Washington Mutual Inc.'s $9.8 billion acquisition of H.F. Ahmanson & Co. established the Seattle institution as the West Coast powerhouse of the thrift industry. The deal occurred not long after Washington Mutual bested Ahmanson in competition to acquire Great Western Financial Corp.
Two well-known Wall Street institutions dominated as merger advisers last year.
The most active investment banking firm in bank mergers and acquisition during 1998 was New York's Goldman, Sachs & Co. It helped guide 10 deals valued at $142.8 billion.
Merrill Lynch & Co. ranked second, with a hand in 11 deals valued at $102.7 billion.
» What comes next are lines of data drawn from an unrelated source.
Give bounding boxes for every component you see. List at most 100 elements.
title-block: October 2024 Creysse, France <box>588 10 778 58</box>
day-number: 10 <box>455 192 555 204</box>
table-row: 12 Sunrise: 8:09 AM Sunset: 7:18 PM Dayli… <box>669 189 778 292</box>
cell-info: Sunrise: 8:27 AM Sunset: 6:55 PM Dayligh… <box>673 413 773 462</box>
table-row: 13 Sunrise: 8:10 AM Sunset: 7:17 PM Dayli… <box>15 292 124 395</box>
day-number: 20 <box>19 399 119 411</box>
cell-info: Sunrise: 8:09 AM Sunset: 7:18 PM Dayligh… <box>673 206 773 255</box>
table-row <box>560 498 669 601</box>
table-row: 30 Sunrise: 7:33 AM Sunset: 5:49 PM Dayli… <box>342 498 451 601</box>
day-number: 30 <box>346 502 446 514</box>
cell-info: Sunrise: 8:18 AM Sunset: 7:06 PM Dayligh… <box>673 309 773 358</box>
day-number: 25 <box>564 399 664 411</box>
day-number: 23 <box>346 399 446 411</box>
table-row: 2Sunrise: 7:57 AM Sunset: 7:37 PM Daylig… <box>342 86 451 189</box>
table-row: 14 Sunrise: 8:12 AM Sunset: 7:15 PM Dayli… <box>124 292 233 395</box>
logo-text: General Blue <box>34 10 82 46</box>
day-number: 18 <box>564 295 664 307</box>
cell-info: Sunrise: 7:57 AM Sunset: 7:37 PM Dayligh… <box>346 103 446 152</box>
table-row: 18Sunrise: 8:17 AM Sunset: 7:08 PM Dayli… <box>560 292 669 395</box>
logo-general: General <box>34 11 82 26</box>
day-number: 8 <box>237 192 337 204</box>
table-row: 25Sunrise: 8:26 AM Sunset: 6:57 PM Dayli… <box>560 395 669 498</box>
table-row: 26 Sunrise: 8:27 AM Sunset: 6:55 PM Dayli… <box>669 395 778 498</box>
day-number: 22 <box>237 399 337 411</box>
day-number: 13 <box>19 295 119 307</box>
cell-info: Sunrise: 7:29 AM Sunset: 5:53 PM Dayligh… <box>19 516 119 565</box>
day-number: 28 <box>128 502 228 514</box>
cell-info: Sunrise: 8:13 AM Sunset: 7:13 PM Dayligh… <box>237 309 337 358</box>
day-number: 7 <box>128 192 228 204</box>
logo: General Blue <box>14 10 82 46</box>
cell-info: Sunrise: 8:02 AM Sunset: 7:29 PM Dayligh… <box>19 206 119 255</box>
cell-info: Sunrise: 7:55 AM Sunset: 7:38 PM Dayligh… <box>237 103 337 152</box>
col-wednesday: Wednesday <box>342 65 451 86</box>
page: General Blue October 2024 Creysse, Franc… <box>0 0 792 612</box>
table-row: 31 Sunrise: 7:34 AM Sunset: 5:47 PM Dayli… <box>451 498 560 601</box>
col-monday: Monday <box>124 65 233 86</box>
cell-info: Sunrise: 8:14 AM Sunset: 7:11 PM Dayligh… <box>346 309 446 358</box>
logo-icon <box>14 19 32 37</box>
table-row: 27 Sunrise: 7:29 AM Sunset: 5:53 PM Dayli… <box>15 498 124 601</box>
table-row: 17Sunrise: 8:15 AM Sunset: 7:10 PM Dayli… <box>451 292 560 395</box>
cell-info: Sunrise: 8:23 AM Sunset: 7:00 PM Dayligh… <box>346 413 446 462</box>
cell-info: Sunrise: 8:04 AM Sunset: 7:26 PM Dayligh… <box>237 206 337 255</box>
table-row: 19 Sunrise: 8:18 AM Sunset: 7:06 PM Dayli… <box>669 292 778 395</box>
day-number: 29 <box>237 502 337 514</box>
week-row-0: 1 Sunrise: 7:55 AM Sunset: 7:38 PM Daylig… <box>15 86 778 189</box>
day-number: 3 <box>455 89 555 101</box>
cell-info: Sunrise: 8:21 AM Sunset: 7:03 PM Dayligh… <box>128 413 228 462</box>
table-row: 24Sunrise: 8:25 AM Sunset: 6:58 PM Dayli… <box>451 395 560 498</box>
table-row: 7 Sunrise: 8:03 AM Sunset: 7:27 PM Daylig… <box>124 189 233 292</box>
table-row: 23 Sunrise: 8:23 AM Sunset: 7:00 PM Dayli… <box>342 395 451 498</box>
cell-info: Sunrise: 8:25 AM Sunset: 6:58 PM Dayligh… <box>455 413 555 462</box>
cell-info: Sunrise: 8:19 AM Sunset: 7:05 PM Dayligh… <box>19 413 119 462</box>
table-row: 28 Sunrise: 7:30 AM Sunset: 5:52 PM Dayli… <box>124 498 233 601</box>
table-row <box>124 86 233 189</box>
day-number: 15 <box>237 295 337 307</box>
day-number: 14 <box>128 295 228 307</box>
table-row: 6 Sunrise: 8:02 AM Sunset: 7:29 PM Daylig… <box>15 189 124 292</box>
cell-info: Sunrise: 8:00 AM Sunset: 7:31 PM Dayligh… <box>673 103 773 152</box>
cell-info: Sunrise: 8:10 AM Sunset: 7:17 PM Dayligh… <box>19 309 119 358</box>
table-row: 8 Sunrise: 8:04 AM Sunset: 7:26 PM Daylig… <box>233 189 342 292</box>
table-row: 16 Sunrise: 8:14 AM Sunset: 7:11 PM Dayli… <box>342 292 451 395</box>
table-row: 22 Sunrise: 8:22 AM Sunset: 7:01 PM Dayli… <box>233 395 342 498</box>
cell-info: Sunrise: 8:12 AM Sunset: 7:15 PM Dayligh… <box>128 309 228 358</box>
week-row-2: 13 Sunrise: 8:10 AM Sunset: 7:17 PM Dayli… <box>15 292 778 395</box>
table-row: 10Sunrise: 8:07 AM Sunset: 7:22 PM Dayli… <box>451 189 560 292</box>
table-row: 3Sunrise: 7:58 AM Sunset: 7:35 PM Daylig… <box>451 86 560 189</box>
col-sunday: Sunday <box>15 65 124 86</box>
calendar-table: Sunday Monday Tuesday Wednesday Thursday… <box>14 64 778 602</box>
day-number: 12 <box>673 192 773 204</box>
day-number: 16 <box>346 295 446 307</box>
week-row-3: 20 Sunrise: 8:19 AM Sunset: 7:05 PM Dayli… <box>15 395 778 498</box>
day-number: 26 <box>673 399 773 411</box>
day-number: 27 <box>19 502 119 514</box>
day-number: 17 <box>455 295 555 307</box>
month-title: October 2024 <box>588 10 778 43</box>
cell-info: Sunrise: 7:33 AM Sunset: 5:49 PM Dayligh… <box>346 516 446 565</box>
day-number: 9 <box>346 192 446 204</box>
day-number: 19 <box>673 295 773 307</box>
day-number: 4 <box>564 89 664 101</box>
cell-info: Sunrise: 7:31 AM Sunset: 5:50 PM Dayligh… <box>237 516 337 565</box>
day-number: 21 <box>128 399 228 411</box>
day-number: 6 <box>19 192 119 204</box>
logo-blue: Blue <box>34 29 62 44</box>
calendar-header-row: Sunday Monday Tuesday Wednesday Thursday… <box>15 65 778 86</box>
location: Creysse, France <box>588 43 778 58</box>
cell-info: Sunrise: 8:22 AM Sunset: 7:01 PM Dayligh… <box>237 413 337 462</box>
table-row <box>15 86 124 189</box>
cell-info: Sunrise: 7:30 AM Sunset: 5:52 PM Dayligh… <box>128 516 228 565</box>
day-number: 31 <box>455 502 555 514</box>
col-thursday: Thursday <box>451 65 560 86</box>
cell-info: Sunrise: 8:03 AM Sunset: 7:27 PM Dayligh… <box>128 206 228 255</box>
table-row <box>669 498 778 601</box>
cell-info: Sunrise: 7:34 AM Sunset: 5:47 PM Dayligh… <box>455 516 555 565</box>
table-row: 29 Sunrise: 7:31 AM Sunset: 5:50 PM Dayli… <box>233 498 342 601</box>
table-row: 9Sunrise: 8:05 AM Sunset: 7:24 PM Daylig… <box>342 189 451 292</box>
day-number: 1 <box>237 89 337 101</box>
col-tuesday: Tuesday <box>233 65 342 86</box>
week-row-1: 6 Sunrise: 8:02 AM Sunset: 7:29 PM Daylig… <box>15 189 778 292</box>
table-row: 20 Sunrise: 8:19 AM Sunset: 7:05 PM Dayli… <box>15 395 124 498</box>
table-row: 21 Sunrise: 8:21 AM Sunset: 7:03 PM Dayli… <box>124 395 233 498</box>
The biggest advisory firm owned by a commercial bank was NationsBanc Montgomery Securities, San Francisco, which was active in two deals valued at $62.6 billion.
Rounding out the top five were Credit Suisse First Boston Corp., seven deals valued at $55.4 billion, and Morgan Stanley Dean Witter & Co., five deals valued at $50.2 billion.
In numbers of deals handled, the busiest firms last year were Keefe, Bruyette & Woods Inc. and Sandler O'Neill & Partners, both specialists in the banking and thrift sector.
Keefe Bruyette was active in 27 deals valued at $8.7 billion while Sandler O'Neill took part in 36 deals valued at $6.3 billion.
Some of New York's largest and best known law firms were the most active legal advisers on the merger scene last year.
Leading the way was Wachtel, Lipton, Rosen & Katz, which helped handle 13 deals worth $152 billion. Second was Simpson Thacher & Bartlett, 11 deals worth $149.6 billion. Third was Skadden, Arps, Slate, Meagher & Flom, 13 deals worth $91.4 billion.
Fried, Frank, Harris, Shriver & Jacobson had a role in five deals valued at $75.3 billion while Shearman & Sterling helped in two valued at $74.3 billion.
Among the busiest firms, Atlanta's Alston & Bird took part in 21 deals valued at $6.4 billion, while Washington's Silver, Freedman & Taff assisted in 14 transactions valued at $3.9 billion.